Disagreeing with Demsetz and MacAvoy, Economist Willard Mueller of the University of Wisconsin claimed that corporations have indeed increased their size and power because "the percentage of all U.S. manufacturing assets held by the nation's 200 largest industrial corporations has risen from about 48% in 1950 to over 60% today." In fact, big companies have not increased their shares of individual markets but, as conglomerates, have grown larger and larger in the economy as a whole. In the past two decades, multinational companies have also grown, and the growth of their overseas activities has helped to make Big Business seem bigger than ever.
Mueller, like Pertschuk, was also concerned because the impact of big mergers is difficult to measure and may not become clear until after competition has been badly damaged. As companies expand by merger, their muscle may scare off smaller competitors. In the words of Walter Adams, the conglomerate giants have the resources to support money-losing operations for long periods; they can simply "outbid, outspend and outlose" small rivals, creating a kind of economic Darwinism.

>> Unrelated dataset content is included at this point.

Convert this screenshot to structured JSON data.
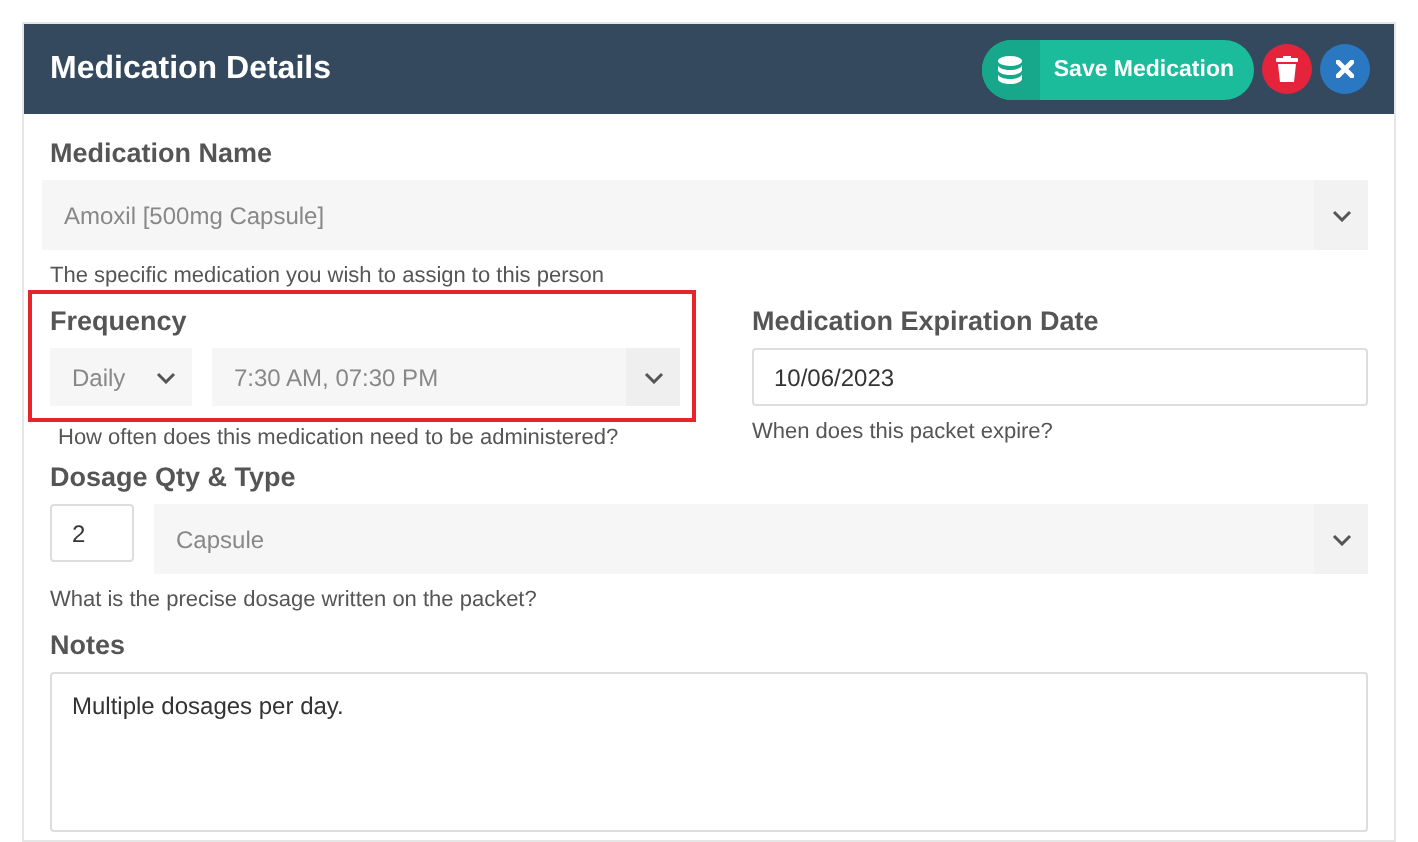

But there is simply no hard evidence to support this concern. New York Attorney Ira Millstein, co-founder of the Columbia University Center for Law and Economic Studies, observed: "There are feelings about large mergers, there are emotions about large mergers. There is a suspicion about size and its relationship to the power and politics of society. But there is an almost total lack of responsible research in the area."
To most participants, the real question was: If no one can prove that bigness is bad, then why ban it? To Irving Shapiro, chairman of E.I. du Pont de Nemours, the concept amounted to "no fault antitrust." In other words, it penalized companies simply for being more successful than their competitors.